# should I trade in my canon 600d for a Leica C?



## chailatte (Nov 3, 2016)

I've been eyeing the Leica C for quite some time now. Was wondering if trading my canon would be worth it.


----------



## OGsPhotography (Nov 3, 2016)

Yes, if you want to.

 But I don't know, because I do not look at Leica gear. Canon fanboy here ( was gifted Canon therefor fanboy for life).

So maybe, I guess you should, although I don't know what 600D is either ( guessing Rebel). Must be awesome if its Canon. 

But, on the other completely irrelevant hand Leica sounds cooler, mostly because I dont know how to pronounce it so I guess each time I read it. Even more irrelevant; Hasselblad is where the cool kids are these days because thats perhaps even more exotic of a name to read.
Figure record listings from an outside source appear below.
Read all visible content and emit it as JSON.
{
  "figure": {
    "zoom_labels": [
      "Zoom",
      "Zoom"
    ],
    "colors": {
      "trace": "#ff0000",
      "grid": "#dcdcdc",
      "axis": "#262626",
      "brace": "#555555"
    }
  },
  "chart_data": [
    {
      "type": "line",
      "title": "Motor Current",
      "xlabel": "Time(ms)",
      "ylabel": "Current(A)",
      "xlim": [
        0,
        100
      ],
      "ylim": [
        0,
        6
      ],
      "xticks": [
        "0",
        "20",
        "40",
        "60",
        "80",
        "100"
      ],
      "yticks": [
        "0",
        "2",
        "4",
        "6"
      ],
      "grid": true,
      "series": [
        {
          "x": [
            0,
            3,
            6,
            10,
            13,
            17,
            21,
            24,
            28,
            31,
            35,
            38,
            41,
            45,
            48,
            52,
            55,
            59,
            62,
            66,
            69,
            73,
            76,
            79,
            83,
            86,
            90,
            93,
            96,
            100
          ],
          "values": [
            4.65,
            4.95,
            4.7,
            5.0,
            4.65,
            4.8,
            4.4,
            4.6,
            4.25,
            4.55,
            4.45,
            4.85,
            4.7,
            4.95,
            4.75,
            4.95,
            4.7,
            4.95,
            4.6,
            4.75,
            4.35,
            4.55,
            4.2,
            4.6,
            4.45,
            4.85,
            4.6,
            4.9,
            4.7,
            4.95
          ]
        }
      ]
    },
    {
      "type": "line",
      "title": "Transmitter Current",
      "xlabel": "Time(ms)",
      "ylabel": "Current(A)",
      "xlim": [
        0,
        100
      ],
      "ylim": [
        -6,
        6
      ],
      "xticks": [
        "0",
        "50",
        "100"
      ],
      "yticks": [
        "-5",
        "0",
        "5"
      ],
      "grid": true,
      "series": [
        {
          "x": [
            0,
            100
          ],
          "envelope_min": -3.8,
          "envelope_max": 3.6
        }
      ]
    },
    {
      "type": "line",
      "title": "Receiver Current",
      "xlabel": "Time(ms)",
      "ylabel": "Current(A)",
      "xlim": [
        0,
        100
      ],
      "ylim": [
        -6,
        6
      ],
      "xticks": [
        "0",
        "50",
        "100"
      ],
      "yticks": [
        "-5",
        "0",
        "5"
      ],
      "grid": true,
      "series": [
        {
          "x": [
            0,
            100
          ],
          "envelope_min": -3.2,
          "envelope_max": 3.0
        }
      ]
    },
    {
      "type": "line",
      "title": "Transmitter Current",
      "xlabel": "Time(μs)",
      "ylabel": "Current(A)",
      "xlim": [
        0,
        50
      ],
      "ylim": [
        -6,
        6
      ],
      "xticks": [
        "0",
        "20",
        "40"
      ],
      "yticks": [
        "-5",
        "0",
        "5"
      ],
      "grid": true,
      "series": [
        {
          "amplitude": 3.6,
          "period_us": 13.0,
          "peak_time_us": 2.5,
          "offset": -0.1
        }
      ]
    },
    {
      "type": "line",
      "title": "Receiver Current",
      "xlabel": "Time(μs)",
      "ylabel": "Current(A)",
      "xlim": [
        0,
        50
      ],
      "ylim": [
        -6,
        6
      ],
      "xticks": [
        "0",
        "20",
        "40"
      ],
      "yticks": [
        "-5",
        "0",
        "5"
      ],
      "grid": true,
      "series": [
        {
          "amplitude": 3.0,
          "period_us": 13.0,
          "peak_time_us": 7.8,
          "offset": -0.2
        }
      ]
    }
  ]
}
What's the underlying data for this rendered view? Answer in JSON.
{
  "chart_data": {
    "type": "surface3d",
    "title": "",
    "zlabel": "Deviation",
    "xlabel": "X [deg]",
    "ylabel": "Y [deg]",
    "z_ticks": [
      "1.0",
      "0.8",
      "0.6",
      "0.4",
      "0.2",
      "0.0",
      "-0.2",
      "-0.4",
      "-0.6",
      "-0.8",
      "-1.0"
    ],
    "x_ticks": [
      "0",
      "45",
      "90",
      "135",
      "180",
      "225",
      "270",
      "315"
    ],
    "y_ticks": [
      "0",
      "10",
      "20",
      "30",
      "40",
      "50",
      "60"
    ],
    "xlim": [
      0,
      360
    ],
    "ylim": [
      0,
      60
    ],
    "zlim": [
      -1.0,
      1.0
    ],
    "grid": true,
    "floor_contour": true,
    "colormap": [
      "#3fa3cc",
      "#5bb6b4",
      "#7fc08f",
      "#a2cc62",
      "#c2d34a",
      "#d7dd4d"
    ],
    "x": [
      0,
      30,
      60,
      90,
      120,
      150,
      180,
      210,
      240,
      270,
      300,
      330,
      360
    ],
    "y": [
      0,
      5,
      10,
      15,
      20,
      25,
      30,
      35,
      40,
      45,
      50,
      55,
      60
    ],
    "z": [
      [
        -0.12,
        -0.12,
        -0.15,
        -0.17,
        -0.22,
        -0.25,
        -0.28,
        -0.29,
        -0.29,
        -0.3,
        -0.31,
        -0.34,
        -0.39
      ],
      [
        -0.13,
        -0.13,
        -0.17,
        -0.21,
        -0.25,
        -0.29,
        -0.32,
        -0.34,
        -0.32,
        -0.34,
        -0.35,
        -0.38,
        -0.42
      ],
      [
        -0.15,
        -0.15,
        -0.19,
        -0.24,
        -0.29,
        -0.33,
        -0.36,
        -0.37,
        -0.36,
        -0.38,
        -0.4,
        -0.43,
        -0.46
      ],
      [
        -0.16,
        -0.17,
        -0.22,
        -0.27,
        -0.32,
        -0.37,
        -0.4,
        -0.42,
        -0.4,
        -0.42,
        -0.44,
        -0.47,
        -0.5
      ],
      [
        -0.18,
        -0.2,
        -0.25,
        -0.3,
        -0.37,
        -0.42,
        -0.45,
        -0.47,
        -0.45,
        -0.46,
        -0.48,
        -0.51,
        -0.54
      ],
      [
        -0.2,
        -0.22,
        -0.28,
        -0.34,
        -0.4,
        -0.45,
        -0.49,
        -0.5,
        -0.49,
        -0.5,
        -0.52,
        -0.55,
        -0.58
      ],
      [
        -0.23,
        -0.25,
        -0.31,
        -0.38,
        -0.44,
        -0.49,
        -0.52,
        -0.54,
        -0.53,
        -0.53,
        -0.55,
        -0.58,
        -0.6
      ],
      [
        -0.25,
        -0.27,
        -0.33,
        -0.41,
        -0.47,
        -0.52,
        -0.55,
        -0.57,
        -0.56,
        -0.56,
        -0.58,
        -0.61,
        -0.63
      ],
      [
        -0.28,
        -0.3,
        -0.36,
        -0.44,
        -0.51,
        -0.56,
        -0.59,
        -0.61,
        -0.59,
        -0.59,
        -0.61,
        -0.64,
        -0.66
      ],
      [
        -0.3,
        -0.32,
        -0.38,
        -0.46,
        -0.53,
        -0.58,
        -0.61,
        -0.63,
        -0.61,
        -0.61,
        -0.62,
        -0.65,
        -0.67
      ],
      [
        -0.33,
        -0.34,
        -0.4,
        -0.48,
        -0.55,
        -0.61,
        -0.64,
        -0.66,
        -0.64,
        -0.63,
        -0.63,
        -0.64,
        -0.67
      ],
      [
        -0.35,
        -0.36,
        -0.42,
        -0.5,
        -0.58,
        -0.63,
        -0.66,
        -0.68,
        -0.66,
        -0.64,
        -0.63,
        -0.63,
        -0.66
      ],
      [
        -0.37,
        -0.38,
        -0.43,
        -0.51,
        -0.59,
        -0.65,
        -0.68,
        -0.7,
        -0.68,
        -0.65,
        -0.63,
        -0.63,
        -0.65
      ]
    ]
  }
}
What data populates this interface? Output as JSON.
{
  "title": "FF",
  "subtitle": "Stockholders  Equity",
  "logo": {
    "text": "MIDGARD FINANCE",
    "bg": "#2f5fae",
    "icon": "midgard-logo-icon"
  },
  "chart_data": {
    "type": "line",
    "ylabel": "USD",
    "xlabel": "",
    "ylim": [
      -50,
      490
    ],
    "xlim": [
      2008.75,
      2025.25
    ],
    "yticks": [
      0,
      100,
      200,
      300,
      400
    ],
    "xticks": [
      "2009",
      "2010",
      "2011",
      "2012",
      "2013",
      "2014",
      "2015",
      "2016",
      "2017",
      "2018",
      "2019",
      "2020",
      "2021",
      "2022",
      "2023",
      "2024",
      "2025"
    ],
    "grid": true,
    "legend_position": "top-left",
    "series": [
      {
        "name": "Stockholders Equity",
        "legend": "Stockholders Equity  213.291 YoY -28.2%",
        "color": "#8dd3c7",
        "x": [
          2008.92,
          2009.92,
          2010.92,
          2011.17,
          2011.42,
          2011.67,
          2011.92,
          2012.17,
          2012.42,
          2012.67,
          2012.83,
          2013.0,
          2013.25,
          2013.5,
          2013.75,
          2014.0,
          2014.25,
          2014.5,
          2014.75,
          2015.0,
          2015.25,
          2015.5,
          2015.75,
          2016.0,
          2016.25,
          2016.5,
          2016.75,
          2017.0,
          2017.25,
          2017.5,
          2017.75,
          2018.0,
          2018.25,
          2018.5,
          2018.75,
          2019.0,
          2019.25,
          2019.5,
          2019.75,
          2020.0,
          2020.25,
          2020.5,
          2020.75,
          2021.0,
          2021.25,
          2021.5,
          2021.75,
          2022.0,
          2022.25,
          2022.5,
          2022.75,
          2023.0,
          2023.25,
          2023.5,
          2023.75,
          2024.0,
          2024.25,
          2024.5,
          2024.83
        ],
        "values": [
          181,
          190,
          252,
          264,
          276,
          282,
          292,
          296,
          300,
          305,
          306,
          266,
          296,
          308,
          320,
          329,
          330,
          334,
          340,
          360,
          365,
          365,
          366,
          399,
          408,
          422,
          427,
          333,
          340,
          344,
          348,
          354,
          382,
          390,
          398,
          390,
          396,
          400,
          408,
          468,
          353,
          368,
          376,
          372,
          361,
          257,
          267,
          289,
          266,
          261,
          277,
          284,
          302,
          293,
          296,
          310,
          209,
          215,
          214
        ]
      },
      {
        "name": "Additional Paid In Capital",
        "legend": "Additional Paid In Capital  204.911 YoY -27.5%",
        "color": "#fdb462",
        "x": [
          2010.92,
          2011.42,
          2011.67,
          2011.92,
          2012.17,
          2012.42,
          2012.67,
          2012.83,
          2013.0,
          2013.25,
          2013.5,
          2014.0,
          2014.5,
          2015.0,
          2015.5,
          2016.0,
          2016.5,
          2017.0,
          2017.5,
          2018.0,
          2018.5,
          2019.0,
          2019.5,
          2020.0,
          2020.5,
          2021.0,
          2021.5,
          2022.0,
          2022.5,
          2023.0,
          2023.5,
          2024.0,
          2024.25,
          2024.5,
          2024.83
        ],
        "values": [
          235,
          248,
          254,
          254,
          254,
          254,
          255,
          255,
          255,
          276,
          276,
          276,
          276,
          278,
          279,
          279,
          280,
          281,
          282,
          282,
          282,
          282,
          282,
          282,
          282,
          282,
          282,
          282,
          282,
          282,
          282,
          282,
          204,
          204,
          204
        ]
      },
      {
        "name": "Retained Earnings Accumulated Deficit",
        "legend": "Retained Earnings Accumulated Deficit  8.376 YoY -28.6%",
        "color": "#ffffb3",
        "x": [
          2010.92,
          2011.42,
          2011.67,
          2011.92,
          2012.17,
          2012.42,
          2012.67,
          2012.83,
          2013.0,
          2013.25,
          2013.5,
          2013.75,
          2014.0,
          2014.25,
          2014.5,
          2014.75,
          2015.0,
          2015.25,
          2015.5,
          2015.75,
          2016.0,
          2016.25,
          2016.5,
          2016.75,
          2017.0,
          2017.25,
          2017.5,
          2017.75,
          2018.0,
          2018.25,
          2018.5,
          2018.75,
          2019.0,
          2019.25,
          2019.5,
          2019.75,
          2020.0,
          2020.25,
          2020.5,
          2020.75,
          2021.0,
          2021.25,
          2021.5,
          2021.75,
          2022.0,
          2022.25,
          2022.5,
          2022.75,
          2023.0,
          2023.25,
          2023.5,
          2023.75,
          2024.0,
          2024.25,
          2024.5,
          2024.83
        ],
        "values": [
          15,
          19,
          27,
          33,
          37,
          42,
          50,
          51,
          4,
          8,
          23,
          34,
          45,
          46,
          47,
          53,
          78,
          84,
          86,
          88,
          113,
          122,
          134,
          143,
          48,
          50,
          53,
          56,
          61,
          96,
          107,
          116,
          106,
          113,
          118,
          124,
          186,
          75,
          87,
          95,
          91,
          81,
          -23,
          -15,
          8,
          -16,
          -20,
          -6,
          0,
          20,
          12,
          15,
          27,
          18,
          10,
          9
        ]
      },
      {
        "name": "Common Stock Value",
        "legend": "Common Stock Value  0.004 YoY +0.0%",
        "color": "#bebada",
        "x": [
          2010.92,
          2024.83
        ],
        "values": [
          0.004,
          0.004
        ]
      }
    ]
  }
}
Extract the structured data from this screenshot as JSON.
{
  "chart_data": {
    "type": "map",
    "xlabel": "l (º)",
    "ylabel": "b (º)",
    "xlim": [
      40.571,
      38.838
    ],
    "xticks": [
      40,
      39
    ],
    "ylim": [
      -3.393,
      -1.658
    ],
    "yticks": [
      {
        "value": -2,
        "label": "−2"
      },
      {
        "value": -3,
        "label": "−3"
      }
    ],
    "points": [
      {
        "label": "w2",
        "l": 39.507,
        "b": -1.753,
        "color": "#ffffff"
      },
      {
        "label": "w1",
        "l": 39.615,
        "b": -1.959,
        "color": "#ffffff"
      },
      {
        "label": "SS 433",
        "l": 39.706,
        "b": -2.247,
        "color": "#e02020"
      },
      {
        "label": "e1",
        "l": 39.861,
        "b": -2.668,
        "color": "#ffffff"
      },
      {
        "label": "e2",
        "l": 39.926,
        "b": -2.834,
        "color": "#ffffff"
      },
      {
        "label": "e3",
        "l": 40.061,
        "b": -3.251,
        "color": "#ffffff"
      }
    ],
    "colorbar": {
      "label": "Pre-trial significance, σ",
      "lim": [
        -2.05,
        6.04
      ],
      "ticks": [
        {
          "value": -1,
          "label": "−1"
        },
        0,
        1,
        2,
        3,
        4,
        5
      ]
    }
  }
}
Never seen either IRL or heard either spoken, what a backwards country I live in.

On the other, other hand; It ( buying the new camera) will move your eye towards something else if thats what you are looking to do with the eyeing of things. That alone is -worth- it, then you can daydream about a car or beach ir something more interesting.

Good luck and enjoy the smell.

Oh, did you mean; is the trade in value of the 600d WORTH, like in money, of the Leica? I DONT KNOW.

Will typing all this dribble make me a better photographer? nope.


----------



## John_Olexa (Nov 3, 2016)

If it will improve your photography, by all means! If you just like it & want one? Go for it. But it's really a decision for you to make.


----------



## goodguy (Nov 4, 2016)

Small sensor, slow lens, little resolution
Basically a glorify point and shoot camera.
If not for the Leica badge on it this camera probably be just one more P&S camera in the market.

Nope I wouldn't bother with it.
Want a good camera then stay with Canon and get the Canon T6i or T6s


----------



## Derrel (Nov 4, 2016)

Ehhhhh, Canon Rebel T3i (EOS 600D)...18.1 MP d-slr versus a 12 MP point and shoot digital, with the Leica nameplate on it...I suspect that the better picture-maker might be the Canon. But the easier-to-carry picture-taker would be the little Leica P&S digital. So...the choice would be up to you.


----------



## Advanced Photo (Nov 5, 2016)

Leica was once a leader in the world of photography. Once my great Grandmother was a young good looking chick. Both are in the past now.


----------



## f64_or_bust (Nov 5, 2016)

The Leica C is based on a Panasonic LF1.  Probably a fine point/shoot.  But working with a camera with no optical viewfinder would be like working with one hand tied.  

Then there's this quote: "Ultimately choosing the Leica C instead of the Panasonic LF1 hinges on how much you want the Leica look and the Leica logo."

And this: "In terms of tech, the Leica C is a match for camera's like Canon's S120, the Nikon P340 and, of course, its Panasonic LF1 sister camera. Trouble is, all these models can be had for 50-60% of the cost of the Leica C, and that's quite a price gap. "

Both quotes are found in *this review*, probably worth reading first.


----------



## chailatte (Nov 16, 2016)

OGsPhotography said:


> Yes, if you want to.
> 
> But I don't know, because I do not look at Leica gear. Canon fanboy here ( was gifted Canon therefor fanboy for life).
> 
> ...



Thank you for the helpful tip! My first camera was a canon, so I guess it makes the both of us canon fanboys for life  my 600d is a rebel & yes, I did mean in terms of camera quality. I've tried capturing with a few hasselblads before but the price range is a bit too far for me. I would need to save a little bit more if I intend to purchase one for now! Haha. But again, thank you!


----------



## jcdeboever (Nov 16, 2016)

f64_or_bust said:


> The Leica C is based on a Panasonic LF1.  Probably a fine point/shoot.  But working with a camera with no optical viewfinder would be like working with one hand tied.
> 
> Then there's this quote: "Ultimately choosing the Leica C instead of the Panasonic LF1 hinges on how much you want the Leica look and the Leica logo."
> 
> ...



You just pissed off Lenny Kravitz.


----------



## beagle100 (Nov 16, 2016)

Advanced Photo said:


> Leica was once a leader in the world of photography. Once my great Grandmother was a young good looking chick. Both are in the past now.



I remember Leica,  I think it's now a 'celebrity" camera


----------



## goodguy (Nov 16, 2016)

beagle100 said:


> Advanced Photo said:
> 
> 
> > Leica was once a leader in the world of photography. Once my great Grandmother was a young good looking chick. Both are in the past now.
> ...


Yeap, agreed


----------



## Piccell (Nov 16, 2016)

Leica no like-a.


----------